Eileen, de 92 años, coquetea con el equipo de filmación. Steve, de 78, asegura que el sexo es ahora mejor: «Se tarda más y te diviertes más». Fred, unido por ley marcial a una bombona de oxígeno, es recuperado por el director del coro, Bob Cilman, para preparar un dúo junto a Salvini, seis quimioterapias a sus espaldas. Algún miembro del grupo ha llegado a recibir la extremaunción.

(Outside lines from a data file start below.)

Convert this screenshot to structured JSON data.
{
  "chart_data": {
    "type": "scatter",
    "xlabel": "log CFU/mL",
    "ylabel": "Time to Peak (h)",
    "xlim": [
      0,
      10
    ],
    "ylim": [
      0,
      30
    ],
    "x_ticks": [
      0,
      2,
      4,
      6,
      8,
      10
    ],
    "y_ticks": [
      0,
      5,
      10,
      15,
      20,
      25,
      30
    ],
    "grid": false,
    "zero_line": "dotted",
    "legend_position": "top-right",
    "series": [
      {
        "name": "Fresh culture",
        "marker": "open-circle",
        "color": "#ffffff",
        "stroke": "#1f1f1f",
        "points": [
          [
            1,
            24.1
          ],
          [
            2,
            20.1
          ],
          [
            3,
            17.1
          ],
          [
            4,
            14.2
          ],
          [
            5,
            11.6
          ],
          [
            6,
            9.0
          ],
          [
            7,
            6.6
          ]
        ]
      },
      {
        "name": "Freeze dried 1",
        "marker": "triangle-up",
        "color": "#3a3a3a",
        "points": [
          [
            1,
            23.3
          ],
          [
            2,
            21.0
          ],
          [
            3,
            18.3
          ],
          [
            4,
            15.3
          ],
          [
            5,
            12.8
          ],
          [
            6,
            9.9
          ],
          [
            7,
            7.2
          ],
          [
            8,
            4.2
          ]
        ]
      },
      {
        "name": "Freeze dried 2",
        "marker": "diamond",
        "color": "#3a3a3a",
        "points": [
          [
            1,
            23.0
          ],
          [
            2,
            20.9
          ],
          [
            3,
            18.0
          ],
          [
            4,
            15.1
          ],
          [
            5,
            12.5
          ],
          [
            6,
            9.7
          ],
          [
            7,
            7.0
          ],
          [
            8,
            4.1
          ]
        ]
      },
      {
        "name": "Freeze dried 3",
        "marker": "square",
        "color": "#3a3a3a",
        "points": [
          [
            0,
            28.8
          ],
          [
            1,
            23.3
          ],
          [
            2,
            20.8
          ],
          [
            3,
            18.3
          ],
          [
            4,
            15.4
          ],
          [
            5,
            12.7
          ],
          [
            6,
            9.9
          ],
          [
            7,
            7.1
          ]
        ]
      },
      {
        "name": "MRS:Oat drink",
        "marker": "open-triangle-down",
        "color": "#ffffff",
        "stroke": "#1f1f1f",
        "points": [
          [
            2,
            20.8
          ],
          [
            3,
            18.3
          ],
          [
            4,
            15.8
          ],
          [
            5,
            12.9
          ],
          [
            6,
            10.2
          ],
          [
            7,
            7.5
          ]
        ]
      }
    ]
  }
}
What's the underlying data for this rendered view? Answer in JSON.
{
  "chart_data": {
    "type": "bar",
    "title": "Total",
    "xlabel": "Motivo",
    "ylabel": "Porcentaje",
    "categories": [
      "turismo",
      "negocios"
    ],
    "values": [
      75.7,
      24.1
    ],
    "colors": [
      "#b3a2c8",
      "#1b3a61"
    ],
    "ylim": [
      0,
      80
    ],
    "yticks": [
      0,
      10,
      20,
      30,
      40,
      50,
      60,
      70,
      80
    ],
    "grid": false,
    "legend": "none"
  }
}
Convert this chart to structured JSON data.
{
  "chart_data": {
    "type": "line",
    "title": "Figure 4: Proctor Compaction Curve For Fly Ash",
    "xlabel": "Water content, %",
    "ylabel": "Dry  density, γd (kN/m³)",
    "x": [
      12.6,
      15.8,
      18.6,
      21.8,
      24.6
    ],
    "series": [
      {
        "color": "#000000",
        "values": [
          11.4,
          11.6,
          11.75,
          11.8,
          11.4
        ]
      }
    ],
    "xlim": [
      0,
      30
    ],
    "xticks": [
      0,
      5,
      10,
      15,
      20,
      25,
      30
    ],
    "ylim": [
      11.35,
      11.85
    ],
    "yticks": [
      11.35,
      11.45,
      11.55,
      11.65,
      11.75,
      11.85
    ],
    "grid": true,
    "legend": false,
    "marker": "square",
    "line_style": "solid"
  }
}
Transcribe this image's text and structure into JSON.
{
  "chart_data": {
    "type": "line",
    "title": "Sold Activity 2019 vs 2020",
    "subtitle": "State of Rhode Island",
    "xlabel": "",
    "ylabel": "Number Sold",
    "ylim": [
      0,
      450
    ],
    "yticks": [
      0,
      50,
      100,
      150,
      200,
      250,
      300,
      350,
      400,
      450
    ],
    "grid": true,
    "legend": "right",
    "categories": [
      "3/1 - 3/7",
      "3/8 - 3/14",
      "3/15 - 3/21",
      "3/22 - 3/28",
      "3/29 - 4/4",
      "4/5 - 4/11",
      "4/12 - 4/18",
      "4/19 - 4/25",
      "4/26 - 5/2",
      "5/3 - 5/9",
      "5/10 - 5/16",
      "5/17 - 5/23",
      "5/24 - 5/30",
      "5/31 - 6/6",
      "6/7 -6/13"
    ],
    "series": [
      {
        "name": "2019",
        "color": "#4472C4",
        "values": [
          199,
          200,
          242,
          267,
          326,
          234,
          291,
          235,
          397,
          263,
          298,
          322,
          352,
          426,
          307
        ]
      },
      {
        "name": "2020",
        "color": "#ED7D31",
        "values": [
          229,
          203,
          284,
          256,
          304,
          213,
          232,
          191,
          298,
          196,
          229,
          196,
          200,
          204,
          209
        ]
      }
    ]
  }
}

A una de las «chicas» que pasó por el trago le preguntan si llegó a ver la famosa luz blanca: «No quise mirar», responde. «Si me derrumbo sobre el escenario, me apartáis y seguís con la actuación» es la consigna.
Si alguien piensa que estamos ante una película triste, se llevará una sorpresa mayúscula. Los octogenarios y nonagenarios de «Corazones rebeldes» derrochan vitalidad. Han encontrado en la música una razón para no dejarse llevar, para aferrarse a este puñetero mundo y beber hasta el último sorbo. Hay al menos un par de escenas en las que el espectador menos acorazado luchará contra sus glándulas lacrimales. Pone los pelos de punta ver cómo los reclusos de un penal luchan por no aflojar mientras el coro ataca el «Forever young» de Dylan en homenaje a un compañero muerto.
Muchos en el coro tienen hijos que ya son viejos y se resisten a llevarlos a los ensayos por temor a que empeore su salud. Si alguien falta un día, se sabe que por lo menos tiene neumonía. Tres de los coristas comparten coche, conducido por el único que todavía ve algo, a los 86 años. Eileen, de 92, es la única de su residencia que tiene llaves de la puerta principal. Suele volver cuando los celadores están acostados. El director del coro es un chaval de 53 considerado por todos un tirano que «mastica clavos y escupe hojalata». Jamás los trata con condescendencia. El primer día que les pone la canción punk «Schizophrenia» no distinguen una palabra de la letra ni una nota de la melodía. Ahora sus acordes son su himno, el clavo al que se agarran para seguir escalando la ladera de la vida, forever young, lust for life, viva la vida loca. Que son cuatro días, o 93 años.
El documental incluye algunos videoclips escalofriantes. Impresiona el «I wanna be sedated» de los Ramones. El «Stayin´ alive» cobra significado. La música más inocua deja de ser superficial. «I feel good» (Me siento bien) cantan la tatarabuela Dora y su amigo Stan, encorvado por una enfermedad espinal. Y lo mejor es que el espectador también se siente bien, reconciliado con el hecho de estar vivo.